On most sites, the process to check whether a domain name is available are straight-forward. Here's how to do it at Network Solutions:
- In your web browser, go to Network Solutions. Look for the green box labeled "Domain Names."
- In the field labeled "Enter up to 10 desired domain names," type in the name you're looking for.
- Choose an extension (also known as a top level domain) to follow your domain name. The TLDs .com, .org and .net are the most popular choices, while other extensions such as .info or .biz are newer and less widely used. You can choose more than one extension if you like.
- Click the "Search" button. The site will check to see if the name you want is available.
- If your domain name is available, congratulations! You're one step closer to making your website a reality.
If the name you want isn't available, put on your thinking cap and come up with alternatives. As you do, avoid domain names that are only slightly different from ones already in use. Visitors may end up visiting another website when they mean to come to yours.

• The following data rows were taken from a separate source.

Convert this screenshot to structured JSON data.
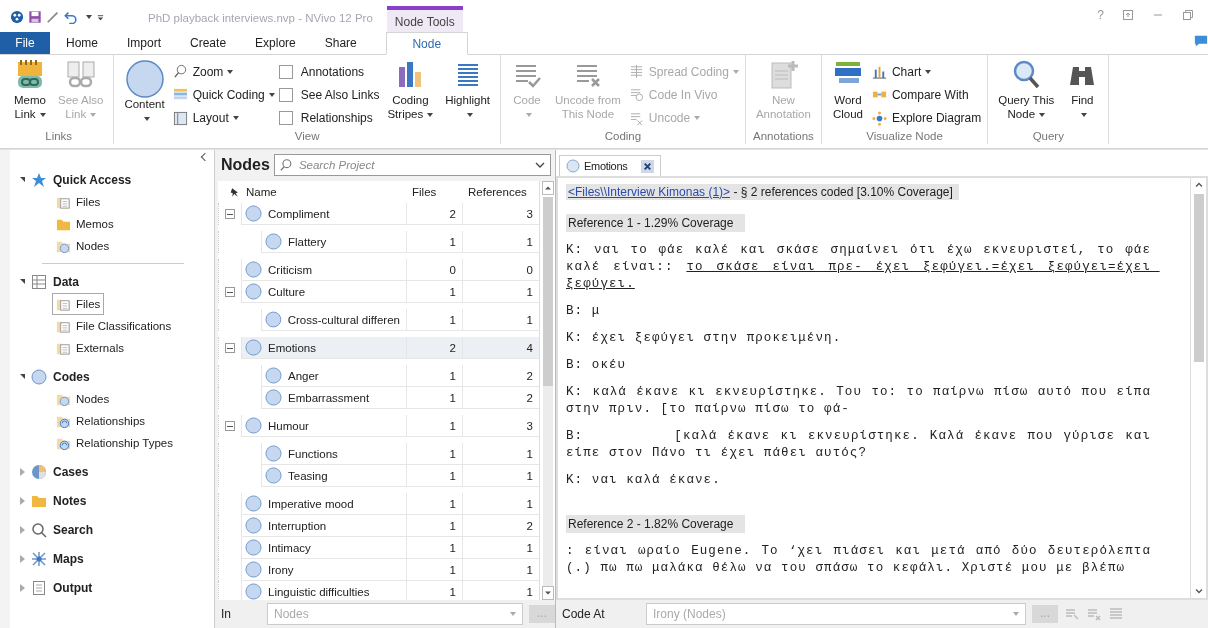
{
  "title_bar": {
    "title": "PhD playback interviews.nvp - NVivo 12 Pro",
    "context_tab": "Node Tools",
    "help": "?"
  },
  "ribbon_tabs": [
    {
      "label": "File",
      "kind": "file",
      "selected": false
    },
    {
      "label": "Home",
      "kind": "tab",
      "selected": false
    },
    {
      "label": "Import",
      "kind": "tab",
      "selected": false
    },
    {
      "label": "Create",
      "kind": "tab",
      "selected": false
    },
    {
      "label": "Explore",
      "kind": "tab",
      "selected": false
    },
    {
      "label": "Share",
      "kind": "tab",
      "selected": false
    },
    {
      "label": "Node",
      "kind": "tab",
      "selected": true
    }
  ],
  "ribbon_groups": [
    {
      "label": "Links",
      "columns": [
        {
          "kind": "large",
          "lines": [
            "Memo",
            "Link"
          ],
          "dropdown": true,
          "disabled": false
        },
        {
          "kind": "large",
          "lines": [
            "See Also",
            "Link"
          ],
          "dropdown": true,
          "disabled": true
        }
      ]
    },
    {
      "label": "View",
      "columns": [
        {
          "kind": "large",
          "lines": [
            "Content"
          ],
          "dropdown": true,
          "disabled": false
        },
        {
          "kind": "stack",
          "items": [
            {
              "kind": "button",
              "label": "Zoom",
              "dropdown": true,
              "disabled": false
            },
            {
              "kind": "button",
              "label": "Quick Coding",
              "dropdown": true,
              "disabled": false
            },
            {
              "kind": "button",
              "label": "Layout",
              "dropdown": true,
              "disabled": false
            }
          ]
        },
        {
          "kind": "stack",
          "items": [
            {
              "kind": "check",
              "label": "Annotations",
              "checked": false
            },
            {
              "kind": "check",
              "label": "See Also Links",
              "checked": false
            },
            {
              "kind": "check",
              "label": "Relationships",
              "checked": false
            }
          ]
        },
        {
          "kind": "large",
          "lines": [
            "Coding",
            "Stripes"
          ],
          "dropdown": true,
          "disabled": false
        },
        {
          "kind": "large",
          "lines": [
            "Highlight"
          ],
          "dropdown": true,
          "disabled": false
        }
      ]
    },
    {
      "label": "Coding",
      "columns": [
        {
          "kind": "large",
          "lines": [
            "Code"
          ],
          "dropdown": true,
          "disabled": true
        },
        {
          "kind": "large",
          "lines": [
            "Uncode from",
            "This Node"
          ],
          "dropdown": false,
          "disabled": true
        },
        {
          "kind": "stack",
          "items": [
            {
              "kind": "button",
              "label": "Spread Coding",
              "dropdown": true,
              "disabled": true
            },
            {
              "kind": "button",
              "label": "Code In Vivo",
              "dropdown": false,
              "disabled": true
            },
            {
              "kind": "button",
              "label": "Uncode",
              "dropdown": true,
              "disabled": true
            }
          ]
        }
      ]
    },
    {
      "label": "Annotations",
      "columns": [
        {
          "kind": "large",
          "lines": [
            "New",
            "Annotation"
          ],
          "dropdown": false,
          "disabled": true
        }
      ]
    },
    {
      "label": "Visualize Node",
      "columns": [
        {
          "kind": "large",
          "lines": [
            "Word",
            "Cloud"
          ],
          "dropdown": false,
          "disabled": false
        },
        {
          "kind": "stack",
          "items": [
            {
              "kind": "button",
              "label": "Chart",
              "dropdown": true,
              "disabled": false
            },
            {
              "kind": "button",
              "label": "Compare With",
              "dropdown": false,
              "disabled": false
            },
            {
              "kind": "button",
              "label": "Explore Diagram",
              "dropdown": false,
              "disabled": false
            }
          ]
        }
      ]
    },
    {
      "label": "Query",
      "columns": [
        {
          "kind": "large",
          "lines": [
            "Query This",
            "Node"
          ],
          "dropdown": true,
          "disabled": false
        },
        {
          "kind": "large",
          "lines": [
            "Find"
          ],
          "dropdown": true,
          "disabled": false
        }
      ]
    }
  ],
  "navigation": [
    {
      "label": "Quick Access",
      "expanded": true,
      "items": [
        {
          "label": "Files",
          "selected": false
        },
        {
          "label": "Memos",
          "selected": false
        },
        {
          "label": "Nodes",
          "selected": false
        }
      ]
    },
    {
      "label": "Data",
      "expanded": true,
      "items": [
        {
          "label": "Files",
          "selected": true
        },
        {
          "label": "File Classifications",
          "selected": false
        },
        {
          "label": "Externals",
          "selected": false
        }
      ]
    },
    {
      "label": "Codes",
      "expanded": true,
      "items": [
        {
          "label": "Nodes",
          "selected": false
        },
        {
          "label": "Relationships",
          "selected": false
        },
        {
          "label": "Relationship Types",
          "selected": false
        }
      ]
    },
    {
      "label": "Cases",
      "expanded": false
    },
    {
      "label": "Notes",
      "expanded": false
    },
    {
      "label": "Search",
      "expanded": false
    },
    {
      "label": "Maps",
      "expanded": false
    },
    {
      "label": "Output",
      "expanded": false
    }
  ],
  "nodes_pane": {
    "title": "Nodes",
    "search": {
      "placeholder": "Search Project"
    },
    "columns": [
      "Name",
      "Files",
      "References"
    ],
    "rows": [
      {
        "name": "Compliment",
        "files": "2",
        "references": "3",
        "selected": false,
        "expanded": true,
        "children": [
          {
            "name": "Flattery",
            "files": "1",
            "references": "1",
            "selected": false
          }
        ]
      },
      {
        "name": "Criticism",
        "files": "0",
        "references": "0",
        "selected": false
      },
      {
        "name": "Culture",
        "files": "1",
        "references": "1",
        "selected": false,
        "expanded": true,
        "children": [
          {
            "name": "Cross-cultural differen",
            "files": "1",
            "references": "1",
            "selected": false
          }
        ]
      },
      {
        "name": "Emotions",
        "files": "2",
        "references": "4",
        "selected": true,
        "expanded": true,
        "children": [
          {
            "name": "Anger",
            "files": "1",
            "references": "2",
            "selected": false
          },
          {
            "name": "Embarrassment",
            "files": "1",
            "references": "2",
            "selected": false
          }
        ]
      },
      {
        "name": "Humour",
        "files": "1",
        "references": "3",
        "selected": false,
        "expanded": true,
        "children": [
          {
            "name": "Functions",
            "files": "1",
            "references": "1",
            "selected": false
          },
          {
            "name": "Teasing",
            "files": "1",
            "references": "1",
            "selected": false
          }
        ]
      },
      {
        "name": "Imperative mood",
        "files": "1",
        "references": "1",
        "selected": false
      },
      {
        "name": "Interruption",
        "files": "1",
        "references": "2",
        "selected": false
      },
      {
        "name": "Intimacy",
        "files": "1",
        "references": "1",
        "selected": false
      },
      {
        "name": "Irony",
        "files": "1",
        "references": "1",
        "selected": false
      },
      {
        "name": "Linguistic difficulties",
        "files": "1",
        "references": "1",
        "selected": false
      }
    ],
    "footer": {
      "label": "In",
      "value": "Nodes",
      "browse": "..."
    }
  },
  "document": {
    "tab": "Emotions",
    "source_link": "<Files\\\\Interview Kimonas (1)>",
    "source_summary": " - § 2 references coded  [3.10% Coverage]",
    "blocks": [
      {
        "kind": "reference",
        "text": "Reference 1 - 1.29% Coverage"
      },
      {
        "kind": "para",
        "segments": [
          {
            "text": "Κ: ναι το φάε καλέ και σκάσε σημαίνει ότι έχω εκνευριστεί, το φάε καλέ είναι:: ",
            "coded": false
          },
          {
            "text": "το σκάσε είναι πρε- έχει ξεφύγει.=έχει ξεφύγει=έχει ξεφύγει.",
            "coded": true
          }
        ]
      },
      {
        "kind": "para",
        "segments": [
          {
            "text": "Β: μ",
            "coded": false
          }
        ]
      },
      {
        "kind": "para",
        "segments": [
          {
            "text": "Κ: έχει ξεφύγει στην προκειμένη.",
            "coded": false
          }
        ]
      },
      {
        "kind": "para",
        "segments": [
          {
            "text": "Β: οκέυ",
            "coded": false
          }
        ]
      },
      {
        "kind": "para",
        "segments": [
          {
            "text": "Κ: καλά έκανε κι εκνευρίστηκε. Του το: το παίρνω πίσω αυτό που είπα στην πριν. [το παίρνω πίσω το φά-",
            "coded": false
          }
        ]
      },
      {
        "kind": "para",
        "segments": [
          {
            "text": "Β:         [καλά έκανε κι εκνευρίστηκε. Καλά έκανε που γύρισε και είπε στον Πάνο τι έχει πάθει αυτός?",
            "coded": false
          }
        ]
      },
      {
        "kind": "para",
        "segments": [
          {
            "text": "Κ: ναι καλά έκανε.",
            "coded": false
          }
        ]
      },
      {
        "kind": "reference",
        "text": "Reference 2 - 1.82% Coverage"
      },
      {
        "kind": "para",
        "segments": [
          {
            "text": ": είναι ωραίο Eugene. Το ‘χει πιάσει και μετά από δύο δευτερόλεπτα (.) πω πω μαλάκα θέλω να του σπάσω το κεφάλι. Χριστέ μου με βλέπω",
            "coded": false
          }
        ]
      }
    ],
    "footer": {
      "label": "Code At",
      "value": "Irony (Nodes)",
      "browse": "..."
    }
  }
}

If vermontnews.com is taken, vermont-news.com might not be a good alternative, especially if the owner is a competitor.
If you register a site and then find out another site has a similar name but a different subject, you may want to contact that site and offer reciprocal links as a courtesy. Suppose you have a language and culture site called chinatalk.com. You discover that another site about dishware has registered china-talk.com. If your culture site and the dishware site link to each other on your respective front pages, visitors who mistakenly go to china-talk.com will have an easy way to get where they really wanted to go.
If you have your heart set on a domain name that is registered but not attached to an active site, consider contacting the owner and offering to buy it (check a WHOis directory like this one: http://www.networksolutions.com/whois/index.jsp). Expect to pay quite a bit more than the cost of an unregistered domain, which generally runs between $6 and $15 per year, depending on which company you use. Thankfully, the days when a single domain name could sell for $7.5 million, as business.com did in 1999, are over. Consider opening with an offer of $150.
If you see that the name you want is available, register it right away. There's nothing more frustrating than discovering that a domain name that was available yesterday got snapped up this morning.